Tree Musketeers, owned by Jason Bullis,
is a small thinning contract business. Bullis is on the contractor's
contact list for CSFS. He gets calls to do private property
work and at peak times he can have two other employees working
for him. In 2002, he treated 80-85 acres and the biggest job
was 27 acres. In 2002, about 25% of Bullis' business was for
the regulatory program and 60-75% of that was funded through
the county grant program. Bullis will take large diameter
trees to the mill, but generally mills don't like trees that
come from around homes because they have too many nails in
them. Aspen is taken to furniture places like TEC Woodsmithing,
Medicine Wolf or Lakewood Furniture. If the customer does
not want the firewood, and it will fit through the chipper,
generally it is chipped. It costs anywhere from $1,500-3,500
to treat an acre of property, depending on the size and other
attributes.
Darwin
and Cindy Babcock are the owners and operators of Everlasting
Tree Services. They treat 100% private landowners, and about
3-4% is cost share work. 50% of their work is on new property
or rebuilds and 50% is tree service. There are five employees.
Pikes Peak Lumber is a portable mill company that comes on
site. Everlasting works with Pikes Peakon their treatment
sites to salvage everything from 6 inches in diameter and
up. P ikes
Peak uses their portable mill and so only finished products
are taken off the sites. Utilizing the lumber enables Everlasting
Landscapes to save $10,000 per year in hauling costs.
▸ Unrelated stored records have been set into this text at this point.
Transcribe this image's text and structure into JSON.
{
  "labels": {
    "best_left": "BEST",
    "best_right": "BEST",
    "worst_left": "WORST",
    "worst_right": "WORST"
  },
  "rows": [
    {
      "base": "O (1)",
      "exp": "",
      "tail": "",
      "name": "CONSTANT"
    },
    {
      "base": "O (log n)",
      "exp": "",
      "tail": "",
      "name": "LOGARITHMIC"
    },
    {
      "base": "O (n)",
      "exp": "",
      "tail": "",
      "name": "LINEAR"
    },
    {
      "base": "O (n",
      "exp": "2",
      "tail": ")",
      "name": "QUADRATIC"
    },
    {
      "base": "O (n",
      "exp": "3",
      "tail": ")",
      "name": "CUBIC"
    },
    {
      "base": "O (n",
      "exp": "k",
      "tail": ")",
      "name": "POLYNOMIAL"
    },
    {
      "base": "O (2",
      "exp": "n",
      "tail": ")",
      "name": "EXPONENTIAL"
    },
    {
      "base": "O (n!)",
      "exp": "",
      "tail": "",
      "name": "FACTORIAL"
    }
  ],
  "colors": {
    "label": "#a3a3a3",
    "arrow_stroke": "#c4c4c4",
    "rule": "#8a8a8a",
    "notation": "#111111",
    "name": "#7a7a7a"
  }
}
Defensible
space treatments cost $2,500-3,500 per acre, depending on
slope.
Competition is getting stiffer among all
the operators in Jefferson County and there is growing concern
about fly-by-night operators. Utilization of materials coming
off treated property is another great concern. According to
Snyder, "Biomass disposal/utilization is the number one
problem facing every small contractor. If you talk to thinning
contractors that is their number one problem". Contractors
can't sell small diameter timber and they have to deck the
logs so people can drive up, cut it and put it in a truck.
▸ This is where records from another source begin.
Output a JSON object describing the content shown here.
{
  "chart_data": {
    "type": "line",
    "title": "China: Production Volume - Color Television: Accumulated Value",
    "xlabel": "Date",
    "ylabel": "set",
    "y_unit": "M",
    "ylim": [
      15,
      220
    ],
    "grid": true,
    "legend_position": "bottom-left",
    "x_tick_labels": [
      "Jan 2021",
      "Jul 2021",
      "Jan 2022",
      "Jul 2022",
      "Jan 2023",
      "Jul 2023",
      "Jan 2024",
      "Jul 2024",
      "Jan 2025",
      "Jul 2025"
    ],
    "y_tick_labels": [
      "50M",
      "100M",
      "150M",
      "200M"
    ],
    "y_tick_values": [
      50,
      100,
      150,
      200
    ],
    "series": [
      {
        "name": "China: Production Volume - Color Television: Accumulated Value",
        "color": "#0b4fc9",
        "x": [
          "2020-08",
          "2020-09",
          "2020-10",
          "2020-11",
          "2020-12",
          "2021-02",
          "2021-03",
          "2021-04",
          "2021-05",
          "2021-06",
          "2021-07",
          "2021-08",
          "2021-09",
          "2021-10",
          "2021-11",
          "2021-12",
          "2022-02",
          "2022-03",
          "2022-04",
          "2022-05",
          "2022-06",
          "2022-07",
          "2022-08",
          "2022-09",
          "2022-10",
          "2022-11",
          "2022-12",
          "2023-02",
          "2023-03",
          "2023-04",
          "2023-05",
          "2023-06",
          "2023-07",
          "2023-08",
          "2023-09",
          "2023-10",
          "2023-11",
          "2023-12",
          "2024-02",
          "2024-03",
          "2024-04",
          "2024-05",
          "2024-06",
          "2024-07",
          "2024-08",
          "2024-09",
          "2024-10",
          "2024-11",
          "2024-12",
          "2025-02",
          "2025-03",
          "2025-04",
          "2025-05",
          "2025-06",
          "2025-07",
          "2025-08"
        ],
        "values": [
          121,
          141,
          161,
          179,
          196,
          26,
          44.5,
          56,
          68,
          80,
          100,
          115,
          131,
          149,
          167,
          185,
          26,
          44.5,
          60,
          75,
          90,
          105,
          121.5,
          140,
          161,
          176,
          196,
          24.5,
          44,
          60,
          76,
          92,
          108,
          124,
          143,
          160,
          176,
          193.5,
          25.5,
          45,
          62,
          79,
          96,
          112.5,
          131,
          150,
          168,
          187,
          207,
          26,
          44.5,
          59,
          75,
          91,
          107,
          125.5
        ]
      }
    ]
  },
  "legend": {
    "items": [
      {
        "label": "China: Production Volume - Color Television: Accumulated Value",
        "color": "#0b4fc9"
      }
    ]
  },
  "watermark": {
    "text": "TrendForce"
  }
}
Consequently utilization is very limited. "We will make
a decision on some projects that everything that's 18 inches
and below is chipped."
Biomass Utilization
Jefferson County, national forest managers,and
the National Renewable Energy Laboratory (NREL) in Golden
are exploring a plan that would generate electricity with
biomass. A semi-mobile facility, which could be placed in
the forest, would generate 3-5 MW, enough for 5,000 households.
Jefferson County Commissioner, Rick Sheehan, is spearheading
the project. Federal and state agencies, Xcel
Energy and the governor's office are considering a feasibility
study, which would cost about $60,000. If the project is feasible
and if federal grants are available, the first biomass generator
could be generating power in late 2004 or 2005. In the summer
of 2003, it appeared that a Memorandum of Understanding would
be signed between Jefferson County USFS, CSFS, NREL, Xcel
Energy, DOI, Colorado Office of Energy Management and Conservation,
and DOE to undertake a feasibility study and pilot project.
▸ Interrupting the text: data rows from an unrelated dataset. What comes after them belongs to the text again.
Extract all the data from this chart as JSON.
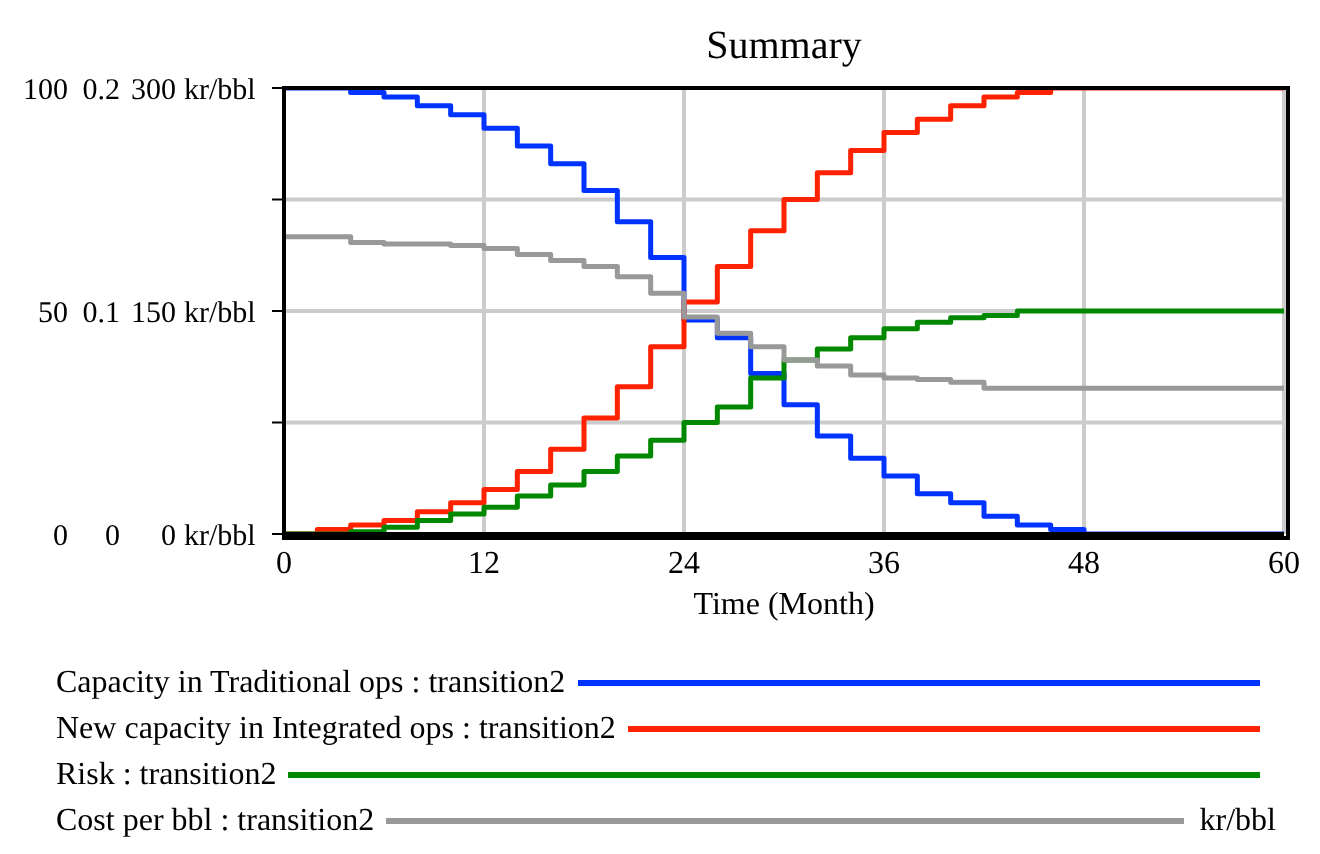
{
  "chart_data": {
    "type": "step",
    "title": "Summary",
    "xlabel": "Time (Month)",
    "x": [
      0,
      2,
      4,
      6,
      8,
      10,
      12,
      14,
      16,
      18,
      20,
      22,
      24,
      26,
      28,
      30,
      32,
      34,
      36,
      38,
      40,
      42,
      44,
      46,
      48,
      50,
      52,
      54,
      56,
      58,
      60
    ],
    "xlim": [
      0,
      60
    ],
    "xticks": [
      0,
      12,
      24,
      36,
      48,
      60
    ],
    "ylim": [
      0,
      100
    ],
    "yticks": [
      0,
      {
        "value": 25,
        "label": null
      },
      50,
      {
        "value": 75,
        "label": null
      },
      100
    ],
    "y2lim": [
      0,
      0.2
    ],
    "y2ticks": [
      0,
      0.1,
      0.2
    ],
    "y3lim": [
      0,
      300
    ],
    "y3ticks": [
      {
        "value": 0,
        "label": "0 kr/bbl"
      },
      {
        "value": 150,
        "label": "150 kr/bbl"
      },
      {
        "value": 300,
        "label": "300 kr/bbl"
      }
    ],
    "grid": true,
    "legend": "bottom",
    "annotations": [
      "kr/bbl"
    ],
    "series": [
      {
        "name": "Capacity in Traditional ops : transition2",
        "color": "#0033ff",
        "values": [
          100,
          100,
          99,
          98,
          96,
          94,
          91,
          87,
          83,
          77,
          70,
          62,
          48,
          44,
          36,
          29,
          22,
          17,
          13,
          9,
          7,
          4,
          2,
          1,
          0,
          0,
          0,
          0,
          0,
          0,
          0
        ]
      },
      {
        "name": "New capacity in Integrated ops : transition2",
        "color": "#ff2200",
        "values": [
          0,
          1,
          2,
          3,
          5,
          7,
          10,
          14,
          19,
          26,
          33,
          42,
          52,
          60,
          68,
          75,
          81,
          86,
          90,
          93,
          96,
          98,
          99,
          100,
          100,
          100,
          100,
          100,
          100,
          100,
          100
        ]
      },
      {
        "name": "Risk : transition2",
        "color": "#008800",
        "axis": "y2",
        "values": [
          0,
          0,
          0.001,
          0.003,
          0.006,
          0.009,
          0.012,
          0.017,
          0.022,
          0.028,
          0.035,
          0.042,
          0.05,
          0.057,
          0.07,
          0.078,
          0.083,
          0.088,
          0.092,
          0.095,
          0.097,
          0.098,
          0.1,
          0.1,
          0.1,
          0.1,
          0.1,
          0.1,
          0.1,
          0.1,
          0.1
        ]
      },
      {
        "name": "Cost per bbl : transition2",
        "color": "#999999",
        "axis": "y3",
        "values": [
          200,
          200,
          196,
          195,
          195,
          194,
          192,
          188,
          184,
          180,
          173,
          162,
          146,
          135,
          126,
          117,
          113,
          107,
          105,
          104,
          102,
          98,
          98,
          98,
          98,
          98,
          98,
          98,
          98,
          98,
          98
        ]
      }
    ]
  }
}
Each partner was asked to contribute a minimum of $5,000 to
the project. A 3-megawatt semi-portable plant could consume
all dry mass from thinning projects on 5,200 acres per year.
There are two small saw mills in Jefferson
County, a number of firewood producers and some specialty
wood product industries that are manufacturing furniture,
posts and beams, and interior decorative wood specially used
for home construction such as mantel pieces. The specialty
furniture operations are by TEC Woodsmithing and David Greist.
Wood also is bundled up for firewood and sold at the 7-11
stores by United Wood Products and Sweetman Enterprises, but
these are non-Jefferson County operations.